Müze Kent’te de bir yerlerinde Mustafa KADEMOĞLU adı geçiyorsa büyük bir özverinin karşılığıdır bu. Hiçbir zaman unutulmaya derim!… Her katıldığım Devrek Şenliğinde ortalıkta koşuşturan, orta boya yakın, kar beyazı saçlı, pamuk bıyıklı, her zorluğa karşın gözlerinin içinin gülüştüğünü gördüğünüz hele ki, mikrofonu eline aldığında güzel güzel anlatımı arasına serpiştirdiği ironiyi eksik etmeyen diksiyonu düzgün, insanın gönlüne su serpen bu insanı görürsünüz. Hani şu Anadolu kasabalarında iletişimin pek olmadığı zamanlardaki seyirlik oyunlarını yöneten, düğün derneklerde, ölüm anlarında işi bilen, toplumu yöneten, sürükleyen özverili, bilge insanlar vardır ya tıpkı onlardan biridir Mustafa Kademoğlu. Ben onun bu yönlerini de bildiğim için çok severim…

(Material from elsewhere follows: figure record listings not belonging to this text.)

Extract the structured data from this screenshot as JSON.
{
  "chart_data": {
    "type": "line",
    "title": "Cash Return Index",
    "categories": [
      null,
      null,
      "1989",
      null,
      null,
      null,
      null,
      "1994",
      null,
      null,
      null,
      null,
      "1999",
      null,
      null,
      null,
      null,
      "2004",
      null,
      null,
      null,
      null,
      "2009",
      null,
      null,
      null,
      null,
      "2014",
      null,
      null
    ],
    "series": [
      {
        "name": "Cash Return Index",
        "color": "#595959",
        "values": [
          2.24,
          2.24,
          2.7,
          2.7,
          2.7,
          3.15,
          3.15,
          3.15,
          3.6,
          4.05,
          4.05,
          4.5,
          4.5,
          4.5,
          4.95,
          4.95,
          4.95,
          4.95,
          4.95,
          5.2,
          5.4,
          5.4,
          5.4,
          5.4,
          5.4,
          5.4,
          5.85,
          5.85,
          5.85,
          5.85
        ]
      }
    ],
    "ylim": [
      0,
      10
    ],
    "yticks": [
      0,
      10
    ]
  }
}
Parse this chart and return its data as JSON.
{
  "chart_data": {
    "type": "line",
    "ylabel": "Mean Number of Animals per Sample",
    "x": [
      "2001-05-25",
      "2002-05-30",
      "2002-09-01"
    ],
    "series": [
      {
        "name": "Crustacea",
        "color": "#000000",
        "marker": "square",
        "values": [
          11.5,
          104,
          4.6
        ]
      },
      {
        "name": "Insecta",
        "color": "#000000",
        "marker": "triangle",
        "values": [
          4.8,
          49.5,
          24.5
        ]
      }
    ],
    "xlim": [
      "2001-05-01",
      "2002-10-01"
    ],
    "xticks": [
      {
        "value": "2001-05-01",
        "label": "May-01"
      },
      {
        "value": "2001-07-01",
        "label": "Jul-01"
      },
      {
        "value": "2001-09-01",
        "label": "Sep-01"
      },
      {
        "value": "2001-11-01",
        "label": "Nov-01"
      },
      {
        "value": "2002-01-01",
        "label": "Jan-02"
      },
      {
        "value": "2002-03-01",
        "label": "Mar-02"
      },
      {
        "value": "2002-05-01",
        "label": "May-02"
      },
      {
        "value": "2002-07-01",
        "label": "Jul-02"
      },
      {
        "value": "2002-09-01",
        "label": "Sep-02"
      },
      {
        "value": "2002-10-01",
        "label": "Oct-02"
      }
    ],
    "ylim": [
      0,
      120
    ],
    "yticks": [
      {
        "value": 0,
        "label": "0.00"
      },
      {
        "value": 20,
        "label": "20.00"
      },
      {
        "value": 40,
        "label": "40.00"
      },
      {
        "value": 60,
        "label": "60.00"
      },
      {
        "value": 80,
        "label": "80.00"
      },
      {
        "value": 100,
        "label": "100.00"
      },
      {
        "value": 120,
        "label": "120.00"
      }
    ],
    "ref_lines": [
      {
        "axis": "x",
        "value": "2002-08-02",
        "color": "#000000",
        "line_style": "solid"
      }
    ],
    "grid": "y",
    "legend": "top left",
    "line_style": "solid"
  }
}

Candır can… Sevgi doludur yüreği. Yüreği gibi kalemi de güçlüdür. Ne ki, hep Anadolu’dan ses verdiği için bazı kimseler, belki onu önemsemeyebilirler. Ama o yılmaz, bütün gücüyle yazar daima. Üzerine aldığı hangi görev olursa olsun ödünsüz, bütün gücüyle en güzel bir şekilde yazar, yapar daima. Tıpkı Nazım Hikmet’in dizelerinde dediği gibi. “Başladı işe / bitirdi işi / başlarken avaz avaz bağırmadı / bitirince gelin görün diye çağırmadı.” örneğinde olduğu gibi ona verilen göreve çocuklar gibi yüksünmeden koşar; gelir. Geldiği zaman da boş değildir hani! Çıkını kitap, dergi, yazı fotoğraflarla doludur. Kuyumcu gibi nakışlar her şeyi. Dergileri, dergilerdeki yazıları çok iyi okur. Yerel, genel nerede olursa olsun iyi tarar yazıları. Dostlarından söz edenleri de iyi bilir. Gider onları bulur ve oturup üşenmeden yazar bütün bunları. Kimin kitabı çıkmış şiirleri nerelerde yayımlanmış, öyküleri, anıları nasıl kaleme alınmış onları bilir.
Çünkü cebinde taşıdığı notları arasında vardır bütün bunlar. Kitabınız piyasaya çıkmış da maazallah ona imzalayıp iletmedinizse yandınız gittiniz demektir. Tabii sevdikleri, dostları nazı geçenler içindir bunlar. Yoksa beyefendi adamdır Kademoğlu. Hem de sapına kadar beyefendi adam. O Behçet Necatigil’in öğrencisidir. Ondan yazın sevgisini almıştır. Bu nedenledir ki, verilen görev onun için kutsaldır ve anında yerine getirilmelidir. Zonguldak trenleri rötarlıdır ama Kademoğlu dakiktir daima. Yazılarında kullanıldığı dil öz Türkçe’dir. Yazdığı yazılar kabak tadı değil bal tadı verir. Yazdığı gibi konuşur, konuştuğu gibi yazar.”